Pug chuckled. “That was just a happy accident. I’m surprised you figured it out.”

“Actually Ola Cress did. Besides her, Mr. Humphreys was the only one who knew where we planned to meet.”

“I guess we do seem a sneaky bunch,” Pug admitted, “and maybe we’ve handled this all wrong, but damn it, Prentice, this baby is important to us too. We were afraid we would lose him, that he might just disappear and we’d never know where to find him. We may have resorted to what seems like desperate measures, but you, of all people, should understand that.”

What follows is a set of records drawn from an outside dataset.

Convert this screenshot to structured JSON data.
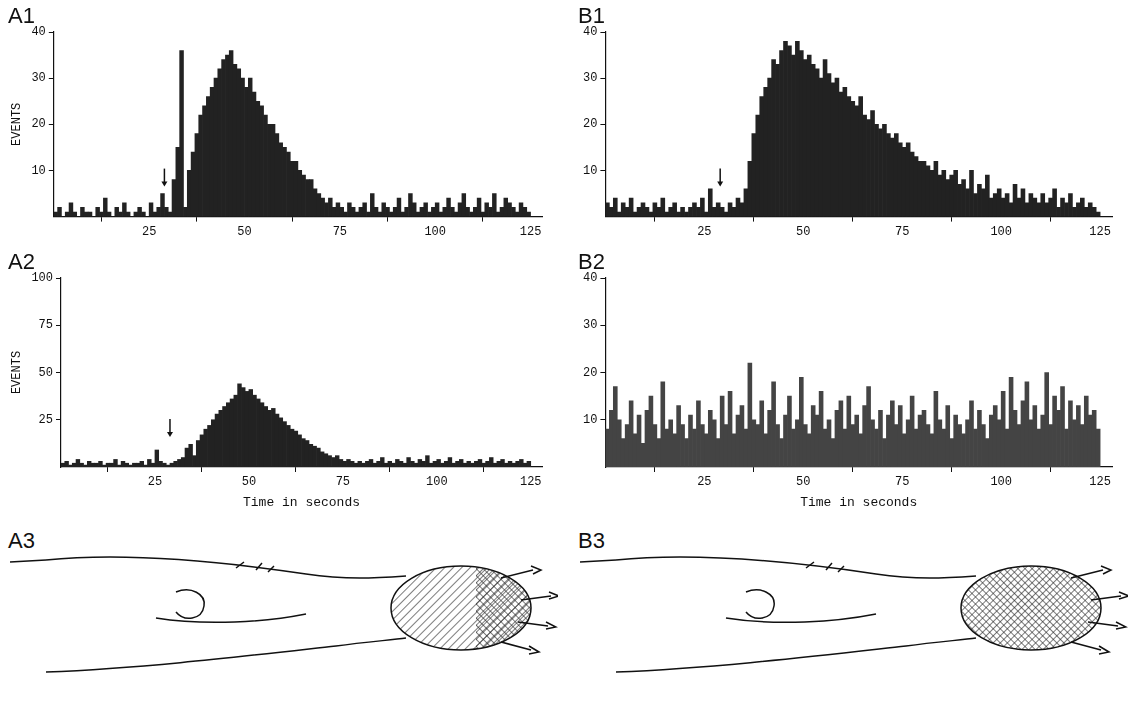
{
  "chart_data": [
    {
      "type": "histogram",
      "title": "A1",
      "y_label": "EVENTS",
      "color": "#222222",
      "grid": false,
      "stimulus": 29,
      "xlim": [
        0,
        128
      ],
      "xticks": [
        25,
        50,
        75,
        100,
        125
      ],
      "ylim": [
        0,
        40
      ],
      "yticks": [
        10,
        20,
        30,
        40
      ],
      "bins": [
        0,
        1,
        2,
        3,
        4,
        5,
        6,
        7,
        8,
        9,
        10,
        11,
        12,
        13,
        14,
        15,
        16,
        17,
        18,
        19,
        20,
        21,
        22,
        23,
        24,
        25,
        26,
        27,
        28,
        29,
        30,
        31,
        32,
        33,
        34,
        35,
        36,
        37,
        38,
        39,
        40,
        41,
        42,
        43,
        44,
        45,
        46,
        47,
        48,
        49,
        50,
        51,
        52,
        53,
        54,
        55,
        56,
        57,
        58,
        59,
        60,
        61,
        62,
        63,
        64,
        65,
        66,
        67,
        68,
        69,
        70,
        71,
        72,
        73,
        74,
        75,
        76,
        77,
        78,
        79,
        80,
        81,
        82,
        83,
        84,
        85,
        86,
        87,
        88,
        89,
        90,
        91,
        92,
        93,
        94,
        95,
        96,
        97,
        98,
        99,
        100,
        101,
        102,
        103,
        104,
        105,
        106,
        107,
        108,
        109,
        110,
        111,
        112,
        113,
        114,
        115,
        116,
        117,
        118,
        119,
        120,
        121,
        122,
        123,
        124,
        125
      ],
      "values": [
        1,
        2,
        0,
        1,
        3,
        1,
        0,
        2,
        1,
        1,
        0,
        2,
        1,
        4,
        1,
        0,
        2,
        1,
        3,
        1,
        0,
        1,
        2,
        1,
        0,
        3,
        1,
        2,
        5,
        2,
        1,
        8,
        15,
        36,
        2,
        10,
        14,
        18,
        22,
        24,
        26,
        28,
        30,
        32,
        34,
        35,
        36,
        33,
        32,
        30,
        28,
        30,
        27,
        25,
        24,
        22,
        20,
        20,
        18,
        16,
        15,
        14,
        12,
        12,
        10,
        9,
        8,
        8,
        6,
        5,
        4,
        3,
        4,
        2,
        3,
        2,
        1,
        3,
        2,
        1,
        2,
        3,
        1,
        5,
        2,
        1,
        3,
        2,
        1,
        2,
        4,
        1,
        2,
        5,
        3,
        1,
        2,
        3,
        1,
        2,
        3,
        1,
        2,
        4,
        2,
        1,
        3,
        5,
        2,
        1,
        2,
        4,
        1,
        3,
        2,
        5,
        1,
        2,
        4,
        3,
        2,
        1,
        3,
        2,
        1
      ]
    },
    {
      "type": "histogram",
      "title": "A2",
      "y_label": "EVENTS",
      "x_label": "Time in seconds",
      "color": "#222222",
      "grid": false,
      "stimulus": 29,
      "xlim": [
        0,
        128
      ],
      "xticks": [
        25,
        50,
        75,
        100,
        125
      ],
      "ylim": [
        0,
        100
      ],
      "yticks": [
        25,
        50,
        75,
        100
      ],
      "bins": [
        0,
        1,
        2,
        3,
        4,
        5,
        6,
        7,
        8,
        9,
        10,
        11,
        12,
        13,
        14,
        15,
        16,
        17,
        18,
        19,
        20,
        21,
        22,
        23,
        24,
        25,
        26,
        27,
        28,
        29,
        30,
        31,
        32,
        33,
        34,
        35,
        36,
        37,
        38,
        39,
        40,
        41,
        42,
        43,
        44,
        45,
        46,
        47,
        48,
        49,
        50,
        51,
        52,
        53,
        54,
        55,
        56,
        57,
        58,
        59,
        60,
        61,
        62,
        63,
        64,
        65,
        66,
        67,
        68,
        69,
        70,
        71,
        72,
        73,
        74,
        75,
        76,
        77,
        78,
        79,
        80,
        81,
        82,
        83,
        84,
        85,
        86,
        87,
        88,
        89,
        90,
        91,
        92,
        93,
        94,
        95,
        96,
        97,
        98,
        99,
        100,
        101,
        102,
        103,
        104,
        105,
        106,
        107,
        108,
        109,
        110,
        111,
        112,
        113,
        114,
        115,
        116,
        117,
        118,
        119,
        120,
        121,
        122,
        123,
        124,
        125
      ],
      "values": [
        2,
        3,
        1,
        2,
        4,
        2,
        1,
        3,
        2,
        2,
        3,
        1,
        2,
        2,
        4,
        1,
        3,
        2,
        1,
        2,
        2,
        3,
        1,
        4,
        2,
        9,
        3,
        2,
        1,
        2,
        3,
        4,
        5,
        10,
        12,
        6,
        14,
        17,
        20,
        22,
        25,
        28,
        30,
        32,
        34,
        36,
        38,
        44,
        42,
        40,
        41,
        38,
        36,
        34,
        32,
        30,
        31,
        28,
        26,
        24,
        22,
        20,
        19,
        17,
        15,
        14,
        12,
        11,
        10,
        8,
        7,
        6,
        5,
        6,
        4,
        3,
        4,
        3,
        2,
        3,
        2,
        3,
        4,
        2,
        3,
        5,
        2,
        3,
        2,
        4,
        3,
        2,
        5,
        3,
        2,
        4,
        3,
        6,
        2,
        3,
        4,
        2,
        3,
        5,
        2,
        3,
        4,
        2,
        3,
        2,
        3,
        4,
        2,
        3,
        5,
        2,
        3,
        4,
        2,
        3,
        2,
        3,
        4,
        2,
        3
      ]
    },
    {
      "type": "histogram",
      "title": "B1",
      "color": "#222222",
      "grid": false,
      "stimulus": 29,
      "xlim": [
        0,
        128
      ],
      "xticks": [
        25,
        50,
        75,
        100,
        125
      ],
      "ylim": [
        0,
        40
      ],
      "yticks": [
        10,
        20,
        30,
        40
      ],
      "bins": [
        0,
        1,
        2,
        3,
        4,
        5,
        6,
        7,
        8,
        9,
        10,
        11,
        12,
        13,
        14,
        15,
        16,
        17,
        18,
        19,
        20,
        21,
        22,
        23,
        24,
        25,
        26,
        27,
        28,
        29,
        30,
        31,
        32,
        33,
        34,
        35,
        36,
        37,
        38,
        39,
        40,
        41,
        42,
        43,
        44,
        45,
        46,
        47,
        48,
        49,
        50,
        51,
        52,
        53,
        54,
        55,
        56,
        57,
        58,
        59,
        60,
        61,
        62,
        63,
        64,
        65,
        66,
        67,
        68,
        69,
        70,
        71,
        72,
        73,
        74,
        75,
        76,
        77,
        78,
        79,
        80,
        81,
        82,
        83,
        84,
        85,
        86,
        87,
        88,
        89,
        90,
        91,
        92,
        93,
        94,
        95,
        96,
        97,
        98,
        99,
        100,
        101,
        102,
        103,
        104,
        105,
        106,
        107,
        108,
        109,
        110,
        111,
        112,
        113,
        114,
        115,
        116,
        117,
        118,
        119,
        120,
        121,
        122,
        123,
        124,
        125
      ],
      "values": [
        3,
        2,
        4,
        1,
        3,
        2,
        4,
        1,
        2,
        3,
        2,
        1,
        3,
        2,
        4,
        1,
        2,
        3,
        1,
        2,
        1,
        2,
        3,
        2,
        4,
        1,
        6,
        2,
        3,
        2,
        1,
        3,
        2,
        4,
        3,
        6,
        12,
        18,
        22,
        26,
        28,
        30,
        34,
        33,
        36,
        38,
        37,
        35,
        38,
        36,
        34,
        35,
        33,
        32,
        30,
        34,
        31,
        29,
        30,
        27,
        28,
        26,
        25,
        24,
        26,
        22,
        21,
        23,
        20,
        19,
        20,
        18,
        17,
        18,
        16,
        15,
        16,
        14,
        13,
        12,
        12,
        11,
        10,
        12,
        9,
        10,
        8,
        9,
        10,
        7,
        8,
        6,
        10,
        5,
        7,
        6,
        9,
        4,
        5,
        6,
        4,
        5,
        3,
        7,
        4,
        6,
        3,
        5,
        4,
        3,
        5,
        3,
        4,
        6,
        2,
        4,
        3,
        5,
        2,
        3,
        4,
        2,
        3,
        2,
        1
      ]
    },
    {
      "type": "histogram",
      "title": "B2",
      "x_label": "Time in seconds",
      "color": "#444444",
      "grid": false,
      "xlim": [
        0,
        128
      ],
      "xticks": [
        25,
        50,
        75,
        100,
        125
      ],
      "ylim": [
        0,
        40
      ],
      "yticks": [
        10,
        20,
        30,
        40
      ],
      "bins": [
        0,
        1,
        2,
        3,
        4,
        5,
        6,
        7,
        8,
        9,
        10,
        11,
        12,
        13,
        14,
        15,
        16,
        17,
        18,
        19,
        20,
        21,
        22,
        23,
        24,
        25,
        26,
        27,
        28,
        29,
        30,
        31,
        32,
        33,
        34,
        35,
        36,
        37,
        38,
        39,
        40,
        41,
        42,
        43,
        44,
        45,
        46,
        47,
        48,
        49,
        50,
        51,
        52,
        53,
        54,
        55,
        56,
        57,
        58,
        59,
        60,
        61,
        62,
        63,
        64,
        65,
        66,
        67,
        68,
        69,
        70,
        71,
        72,
        73,
        74,
        75,
        76,
        77,
        78,
        79,
        80,
        81,
        82,
        83,
        84,
        85,
        86,
        87,
        88,
        89,
        90,
        91,
        92,
        93,
        94,
        95,
        96,
        97,
        98,
        99,
        100,
        101,
        102,
        103,
        104,
        105,
        106,
        107,
        108,
        109,
        110,
        111,
        112,
        113,
        114,
        115,
        116,
        117,
        118,
        119,
        120,
        121,
        122,
        123,
        124,
        125
      ],
      "values": [
        8,
        12,
        17,
        10,
        6,
        9,
        14,
        7,
        11,
        5,
        12,
        15,
        9,
        6,
        18,
        8,
        10,
        7,
        13,
        9,
        6,
        11,
        8,
        14,
        9,
        7,
        12,
        10,
        6,
        15,
        9,
        16,
        7,
        11,
        13,
        8,
        22,
        10,
        9,
        14,
        7,
        12,
        18,
        9,
        6,
        11,
        15,
        8,
        10,
        19,
        9,
        7,
        13,
        11,
        16,
        8,
        10,
        6,
        12,
        14,
        8,
        15,
        9,
        11,
        7,
        13,
        17,
        10,
        8,
        12,
        6,
        11,
        14,
        9,
        13,
        7,
        10,
        15,
        8,
        11,
        12,
        9,
        7,
        16,
        10,
        8,
        13,
        6,
        11,
        9,
        7,
        10,
        14,
        8,
        12,
        9,
        6,
        11,
        13,
        10,
        16,
        8,
        19,
        12,
        9,
        14,
        18,
        10,
        13,
        8,
        11,
        20,
        9,
        15,
        12,
        17,
        8,
        14,
        10,
        13,
        9,
        15,
        11,
        12,
        8
      ]
    }
  ],
  "figures": [
    {
      "label": "A3"
    },
    {
      "label": "B3"
    }
  ]
}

I couldn’t argue with him there.

We both grew silent as we got closer to Tanner’s Crossing. Pastures became greener the farther south we drove, weeds straggled tall around fences, and the sun streamed in through the windows so brightly I had to turn on the air conditioner. After a while we left the main road for a straight and narrow lane where dark pine thickets pressed in on either side with their suffocating creosote smell.

“There oughtta be a covered bridge about a mile down the road here,” Pug said, reading Mom’s directions. “Turn left at the next road and it should be about a half mile on the right. There’s a tabby wall, she says . . . that’s that plaster made of crushed shells, isn’t it? And a wrought-iron gate.”

We thundered over the dark, narrow bridge and turned onto a sandy road lined with live oaks. Soon I saw the crumbling, vine-covered walls of Ellynwood
and came to a stop in front of the gate. I don’t know what I had been expecting, but it wasn’t this. The place looked like Sleeping Beauty’s garden after the grounds-keeper had taken a century-long snooze. Maybe it once had been landscaped, but now nature had draped it thick with vines, smothered it in dense green foliage.